The Samsung Galaxy is a cool phone if you don’t mind carrying around a 42″ screen.

@andlikelaura

[harry potter at work]

Colleague: when you were in school you killed a giant snake thing, right?

Harry: a basilisk, yes

Colleague: can’t even edit a google doc though, yikes *sips coffee*

@Kappa_Kappa

When someone invites me to their house and I see more than 2 cars parked outside it I keep driving just in case it’s an intervention for me

@AllanForsyth

Drank some paint and have now added “interior decorator” to my CV.

@gilozeri

johnny depp looks like the person who does hair and make up for johnny depp

@thejessbess

I’m no scientist, but I don’t think it’s possible for EVERYBODY to be kung fu fighting.

@daddydoubts

Negotiating with a 3 year old:

Me: pick out two books to read.

3yo: no five books!

Me: fine three books.

3yo: no five books!

Me: no one book!

3yo: no TWO books!

Me: ugh you got me, two books it is.

@KimmyMonte

A burrito.. in a bowl?
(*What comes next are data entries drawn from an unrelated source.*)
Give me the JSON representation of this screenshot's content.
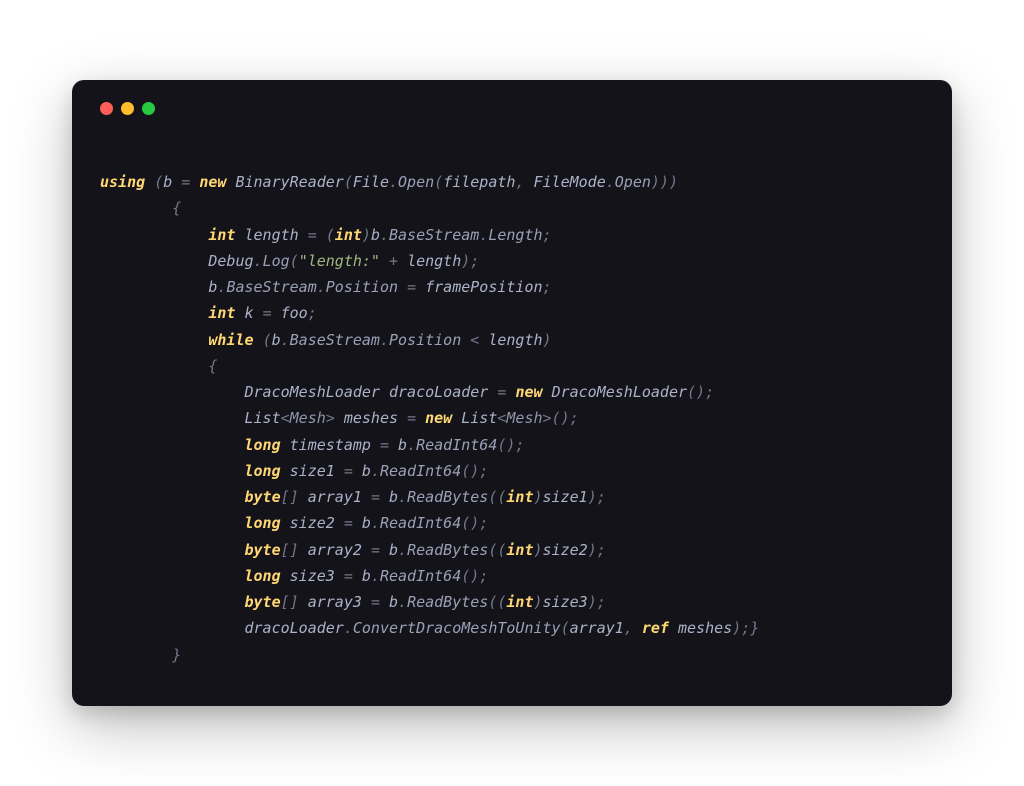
{
  "code": {
    "tokens": [
      [
        {
          "t": "using ",
          "c": "kw"
        },
        {
          "t": "(",
          "c": "punc"
        },
        {
          "t": "b ",
          "c": "id"
        },
        {
          "t": "= ",
          "c": "punc"
        },
        {
          "t": "new ",
          "c": "kw2"
        },
        {
          "t": "BinaryReader",
          "c": "id"
        },
        {
          "t": "(",
          "c": "punc"
        },
        {
          "t": "File",
          "c": "id"
        },
        {
          "t": ".",
          "c": "punc"
        },
        {
          "t": "Open",
          "c": "prop"
        },
        {
          "t": "(",
          "c": "punc"
        },
        {
          "t": "filepath",
          "c": "id"
        },
        {
          "t": ", ",
          "c": "punc"
        },
        {
          "t": "FileMode",
          "c": "id"
        },
        {
          "t": ".",
          "c": "punc"
        },
        {
          "t": "Open",
          "c": "prop"
        },
        {
          "t": ")))",
          "c": "punc"
        }
      ],
      [
        {
          "t": "        {",
          "c": "punc"
        }
      ],
      [
        {
          "t": "            ",
          "c": "punc"
        },
        {
          "t": "int ",
          "c": "kw"
        },
        {
          "t": "length ",
          "c": "id"
        },
        {
          "t": "= ",
          "c": "punc"
        },
        {
          "t": "(",
          "c": "punc"
        },
        {
          "t": "int",
          "c": "kw"
        },
        {
          "t": ")",
          "c": "punc"
        },
        {
          "t": "b",
          "c": "id"
        },
        {
          "t": ".",
          "c": "punc"
        },
        {
          "t": "BaseStream",
          "c": "prop"
        },
        {
          "t": ".",
          "c": "punc"
        },
        {
          "t": "Length",
          "c": "prop"
        },
        {
          "t": ";",
          "c": "punc"
        }
      ],
      [
        {
          "t": "            ",
          "c": "punc"
        },
        {
          "t": "Debug",
          "c": "id"
        },
        {
          "t": ".",
          "c": "punc"
        },
        {
          "t": "Log",
          "c": "prop"
        },
        {
          "t": "(",
          "c": "punc"
        },
        {
          "t": "\"length:\"",
          "c": "str"
        },
        {
          "t": " + ",
          "c": "punc"
        },
        {
          "t": "length",
          "c": "id"
        },
        {
          "t": ");",
          "c": "punc"
        }
      ],
      [
        {
          "t": "            ",
          "c": "punc"
        },
        {
          "t": "b",
          "c": "id"
        },
        {
          "t": ".",
          "c": "punc"
        },
        {
          "t": "BaseStream",
          "c": "prop"
        },
        {
          "t": ".",
          "c": "punc"
        },
        {
          "t": "Position ",
          "c": "prop"
        },
        {
          "t": "= ",
          "c": "punc"
        },
        {
          "t": "framePosition",
          "c": "id"
        },
        {
          "t": ";",
          "c": "punc"
        }
      ],
      [
        {
          "t": "            ",
          "c": "punc"
        },
        {
          "t": "int ",
          "c": "kw"
        },
        {
          "t": "k ",
          "c": "id"
        },
        {
          "t": "= ",
          "c": "punc"
        },
        {
          "t": "foo",
          "c": "id"
        },
        {
          "t": ";",
          "c": "punc"
        }
      ],
      [
        {
          "t": "            ",
          "c": "punc"
        },
        {
          "t": "while ",
          "c": "kw"
        },
        {
          "t": "(",
          "c": "punc"
        },
        {
          "t": "b",
          "c": "id"
        },
        {
          "t": ".",
          "c": "punc"
        },
        {
          "t": "BaseStream",
          "c": "prop"
        },
        {
          "t": ".",
          "c": "punc"
        },
        {
          "t": "Position ",
          "c": "prop"
        },
        {
          "t": "< ",
          "c": "punc"
        },
        {
          "t": "length",
          "c": "id"
        },
        {
          "t": ")",
          "c": "punc"
        }
      ],
      [
        {
          "t": "            {",
          "c": "punc"
        }
      ],
      [
        {
          "t": "                ",
          "c": "punc"
        },
        {
          "t": "DracoMeshLoader ",
          "c": "id"
        },
        {
          "t": "dracoLoader ",
          "c": "id"
        },
        {
          "t": "= ",
          "c": "punc"
        },
        {
          "t": "new ",
          "c": "kw2"
        },
        {
          "t": "DracoMeshLoader",
          "c": "id"
        },
        {
          "t": "();",
          "c": "punc"
        }
      ],
      [
        {
          "t": "                ",
          "c": "punc"
        },
        {
          "t": "List",
          "c": "id"
        },
        {
          "t": "<",
          "c": "punc"
        },
        {
          "t": "Mesh",
          "c": "type"
        },
        {
          "t": "> ",
          "c": "punc"
        },
        {
          "t": "meshes ",
          "c": "id"
        },
        {
          "t": "= ",
          "c": "punc"
        },
        {
          "t": "new ",
          "c": "kw2"
        },
        {
          "t": "List",
          "c": "id"
        },
        {
          "t": "<",
          "c": "punc"
        },
        {
          "t": "Mesh",
          "c": "type"
        },
        {
          "t": ">();",
          "c": "punc"
        }
      ],
      [
        {
          "t": "                ",
          "c": "punc"
        },
        {
          "t": "long ",
          "c": "kw"
        },
        {
          "t": "timestamp ",
          "c": "id"
        },
        {
          "t": "= ",
          "c": "punc"
        },
        {
          "t": "b",
          "c": "id"
        },
        {
          "t": ".",
          "c": "punc"
        },
        {
          "t": "ReadInt64",
          "c": "prop"
        },
        {
          "t": "();",
          "c": "punc"
        }
      ],
      [
        {
          "t": "                ",
          "c": "punc"
        },
        {
          "t": "long ",
          "c": "kw"
        },
        {
          "t": "size1 ",
          "c": "id"
        },
        {
          "t": "= ",
          "c": "punc"
        },
        {
          "t": "b",
          "c": "id"
        },
        {
          "t": ".",
          "c": "punc"
        },
        {
          "t": "ReadInt64",
          "c": "prop"
        },
        {
          "t": "();",
          "c": "punc"
        }
      ],
      [
        {
          "t": "                ",
          "c": "punc"
        },
        {
          "t": "byte",
          "c": "kw"
        },
        {
          "t": "[] ",
          "c": "punc"
        },
        {
          "t": "array1 ",
          "c": "id"
        },
        {
          "t": "= ",
          "c": "punc"
        },
        {
          "t": "b",
          "c": "id"
        },
        {
          "t": ".",
          "c": "punc"
        },
        {
          "t": "ReadBytes",
          "c": "prop"
        },
        {
          "t": "((",
          "c": "punc"
        },
        {
          "t": "int",
          "c": "kw"
        },
        {
          "t": ")",
          "c": "punc"
        },
        {
          "t": "size1",
          "c": "id"
        },
        {
          "t": ");",
          "c": "punc"
        }
      ],
      [
        {
          "t": "                ",
          "c": "punc"
        },
        {
          "t": "long ",
          "c": "kw"
        },
        {
          "t": "size2 ",
          "c": "id"
        },
        {
          "t": "= ",
          "c": "punc"
        },
        {
          "t": "b",
          "c": "id"
        },
        {
          "t": ".",
          "c": "punc"
        },
        {
          "t": "ReadInt64",
          "c": "prop"
        },
        {
          "t": "();",
          "c": "punc"
        }
      ],
      [
        {
          "t": "                ",
          "c": "punc"
        },
        {
          "t": "byte",
          "c": "kw"
        },
        {
          "t": "[] ",
          "c": "punc"
        },
        {
          "t": "array2 ",
          "c": "id"
        },
        {
          "t": "= ",
          "c": "punc"
        },
        {
          "t": "b",
          "c": "id"
        },
        {
          "t": ".",
          "c": "punc"
        },
        {
          "t": "ReadBytes",
          "c": "prop"
        },
        {
          "t": "((",
          "c": "punc"
        },
        {
          "t": "int",
          "c": "kw"
        },
        {
          "t": ")",
          "c": "punc"
        },
        {
          "t": "size2",
          "c": "id"
        },
        {
          "t": ");",
          "c": "punc"
        }
      ],
      [
        {
          "t": "                ",
          "c": "punc"
        },
        {
          "t": "long ",
          "c": "kw"
        },
        {
          "t": "size3 ",
          "c": "id"
        },
        {
          "t": "= ",
          "c": "punc"
        },
        {
          "t": "b",
          "c": "id"
        },
        {
          "t": ".",
          "c": "punc"
        },
        {
          "t": "ReadInt64",
          "c": "prop"
        },
        {
          "t": "();",
          "c": "punc"
        }
      ],
      [
        {
          "t": "                ",
          "c": "punc"
        },
        {
          "t": "byte",
          "c": "kw"
        },
        {
          "t": "[] ",
          "c": "punc"
        },
        {
          "t": "array3 ",
          "c": "id"
        },
        {
          "t": "= ",
          "c": "punc"
        },
        {
          "t": "b",
          "c": "id"
        },
        {
          "t": ".",
          "c": "punc"
        },
        {
          "t": "ReadBytes",
          "c": "prop"
        },
        {
          "t": "((",
          "c": "punc"
        },
        {
          "t": "int",
          "c": "kw"
        },
        {
          "t": ")",
          "c": "punc"
        },
        {
          "t": "size3",
          "c": "id"
        },
        {
          "t": ");",
          "c": "punc"
        }
      ],
      [
        {
          "t": "                ",
          "c": "punc"
        },
        {
          "t": "dracoLoader",
          "c": "id"
        },
        {
          "t": ".",
          "c": "punc"
        },
        {
          "t": "ConvertDracoMeshToUnity",
          "c": "prop"
        },
        {
          "t": "(",
          "c": "punc"
        },
        {
          "t": "array1",
          "c": "id"
        },
        {
          "t": ", ",
          "c": "punc"
        },
        {
          "t": "ref ",
          "c": "kw"
        },
        {
          "t": "meshes",
          "c": "id"
        },
        {
          "t": ");}",
          "c": "punc"
        }
      ],
      [
        {
          "t": "        }",
          "c": "punc"
        }
      ]
    ]
  }
}
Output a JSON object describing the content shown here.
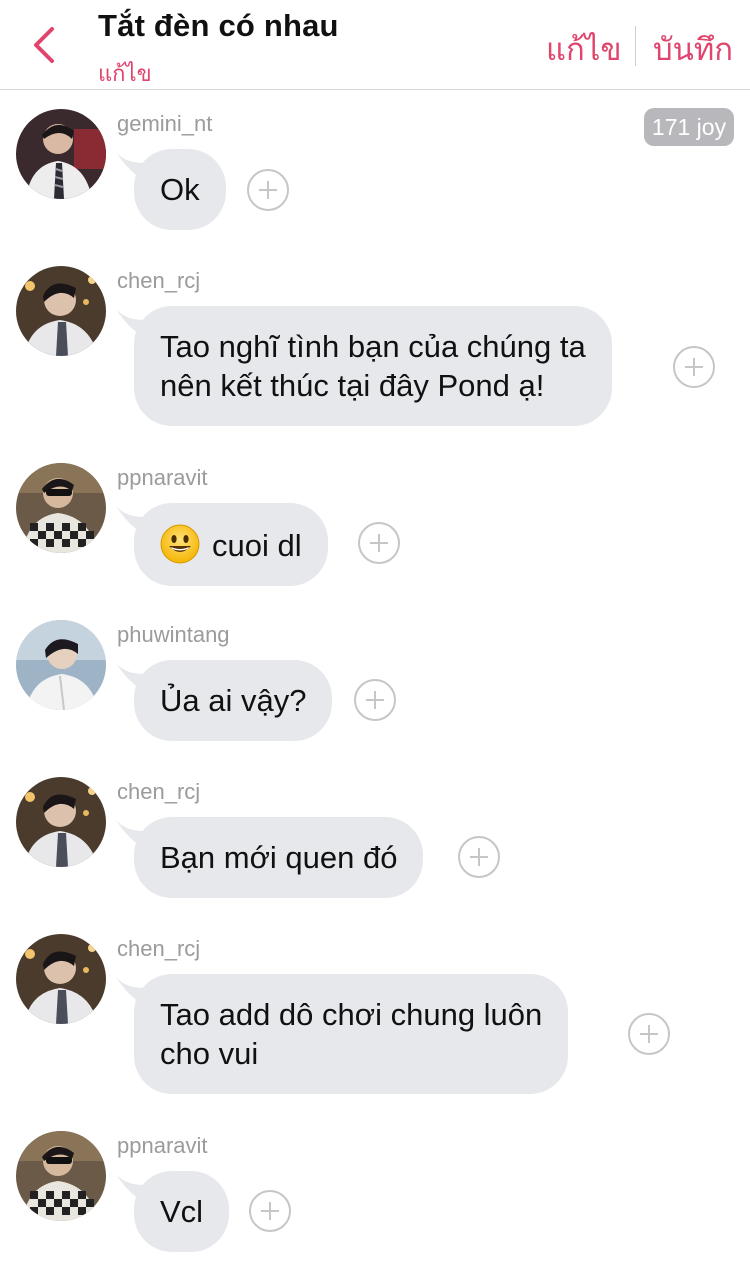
{
  "header": {
    "title": "Tắt đèn có nhau",
    "subtitle": "แก้ไข",
    "edit_label": "แก้ไข",
    "save_label": "บันทึก"
  },
  "badge": {
    "text": "171 joy"
  },
  "colors": {
    "accent": "#e0456d",
    "bubble": "#e6e8ec",
    "username": "#9b9b9b"
  },
  "messages": [
    {
      "username": "gemini_nt",
      "lines": [
        "Ok"
      ],
      "avatar": "avatar-gemini"
    },
    {
      "username": "chen_rcj",
      "lines": [
        "Tao nghĩ tình bạn của chúng ta",
        "nên kết thúc tại đây Pond ạ!"
      ],
      "avatar": "avatar-chen"
    },
    {
      "username": "ppnaravit",
      "lines": [
        "cuoi dl"
      ],
      "emoji": "smiley-emoji",
      "avatar": "avatar-pp"
    },
    {
      "username": "phuwintang",
      "lines": [
        "Ủa ai vậy?"
      ],
      "avatar": "avatar-phuwin"
    },
    {
      "username": "chen_rcj",
      "lines": [
        "Bạn mới quen đó"
      ],
      "avatar": "avatar-chen"
    },
    {
      "username": "chen_rcj",
      "lines": [
        "Tao add dô chơi chung luôn",
        "cho vui"
      ],
      "avatar": "avatar-chen"
    },
    {
      "username": "ppnaravit",
      "lines": [
        "Vcl"
      ],
      "avatar": "avatar-pp"
    }
  ],
  "icons": {
    "back": "chevron-left-icon",
    "react": "plus-circle-icon"
  }
}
Sure that sounds great! And while you’re at it, why don’t you rip the blankets off me while I sleep, u piece of shit

@PetrickSara

Other women: Nothing is sexier than a dad holding a baby.

Me: Nothing is sexier than my husband using his thundering dad-voice to frighten our children into behaving when I’ve abandoned all hope.